First, we compared VAS scores between the SF and RS conditions prior to the practice on the CF-inducing TloadDBack task. A repeated measures analysis of variance with the within-subject factors Night (N2 vs. N3) and Condition (SF vs. RS) disclosed a main Condition effect with higher subjective fatigue (VASf) in the SF than in the RS condition (F(1, 15) = 8.77, p = 0.01, ηp2 = 0.37; Figure 8). Other effects were non-significant (ps > 0.5) (see Supplementary Materials).
To correct for baseline differences and correctly assess the TloadDback-related subjective induction of cognitive fatigue, we computed for each variable a corrected post-task VAS score as a proportion of the pre-task score (bisection of a 10 cm line), multiplied by 100. A repeated measures analysis of variance with the within-subject factors Cognitive Load (LCL vs. HCL) and Condition (SF vs. RS) disclosed no statistically significant effects (ps > 0.5).

3.5.2. TloadDback Task

Maximal performance (i.e., high cognitive load ISI) computed after the first experimental night during the calibration session was similar in the RS and SF conditions (RS mean ISI = 775 ± 144 ms [range = 600–1000]; SF mean ISI = 756 ± 136 ms [range = 600–1100]; p = 0.25).
To assess the evolution (and fatigue-related deterioration) of performance during the 16 min practice of the TloadDback Task, accuracy per block was averaged over four successive 4 min long segments, and performance evolution compared between each segment (Figure 9). A repeated measures analysis of variance conducted on accuracy with the within-subject factors Segment (1st vs. 2nd vs. 3rd vs. 4th), Cognitive Load (LCL vs. HCL) and Condition (SF vs. RS) disclosed a main Cognitive Load effect with better accuracy in the LCL compared to the HCL condition (F(1, 13) = 34.30, p < 0.001, ηp2 = 0.73), a main Segment effect with decreased performance starting at the second segment (F(3, 39) = 14.41, p < 0.001, ηp2 = 0.53), and a weak trend towards a main Condition effect with higher accuracy in the RS compared to the SF condition (F(1, 13) = 3.42, p = 0.09; ηp2 = 0.21).

4. Discussion

In the present study, participants were exposed both to three consecutive nights of auditory induced sleep fragmentation and three nights of regular sleep, counterbalanced. Our results show the impact of SF on sleep, especially after the first night. Unexpectedly, young healthy participants seemed able to habituate to auditory disturbances on the two following nights, allowing them to partially compensate for the impact of SF-related stimulations. The habituation night performed under complete PSG one week prior to initiating the experiment allowed us to control for a potential first-night effect that could increase the number of awakenings.

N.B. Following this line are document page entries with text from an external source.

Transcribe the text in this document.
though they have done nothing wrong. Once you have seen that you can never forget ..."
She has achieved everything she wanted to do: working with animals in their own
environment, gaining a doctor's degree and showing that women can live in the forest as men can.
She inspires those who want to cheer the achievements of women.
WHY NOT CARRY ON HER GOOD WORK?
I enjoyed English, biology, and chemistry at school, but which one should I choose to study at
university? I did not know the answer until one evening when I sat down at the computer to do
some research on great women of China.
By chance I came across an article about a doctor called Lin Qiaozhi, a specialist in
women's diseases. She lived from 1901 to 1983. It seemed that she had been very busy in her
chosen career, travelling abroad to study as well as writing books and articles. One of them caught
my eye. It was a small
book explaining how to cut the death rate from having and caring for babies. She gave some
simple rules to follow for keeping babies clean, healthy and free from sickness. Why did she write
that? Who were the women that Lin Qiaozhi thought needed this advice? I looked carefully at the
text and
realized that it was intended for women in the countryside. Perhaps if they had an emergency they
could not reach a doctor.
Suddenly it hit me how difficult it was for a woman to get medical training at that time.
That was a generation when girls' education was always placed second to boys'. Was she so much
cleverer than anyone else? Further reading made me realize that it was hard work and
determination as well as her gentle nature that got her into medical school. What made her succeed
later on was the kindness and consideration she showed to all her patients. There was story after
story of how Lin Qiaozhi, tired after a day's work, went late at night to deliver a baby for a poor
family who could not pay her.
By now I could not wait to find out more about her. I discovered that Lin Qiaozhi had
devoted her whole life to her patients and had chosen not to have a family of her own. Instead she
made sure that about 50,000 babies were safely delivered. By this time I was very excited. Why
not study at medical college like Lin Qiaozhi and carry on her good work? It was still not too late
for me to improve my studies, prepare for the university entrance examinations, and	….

Indeed, recent studies show that although a first-night effect is present in most cases, it is only in the first night of PSG recording and is less pronounced among young adults [58]. Moreover, counterbalancing the order of sleep conditions with which the experiment began allowed us to further control any potential remaining repercussions of a potential first-night effect, biasing the sleep fragmentation protocol.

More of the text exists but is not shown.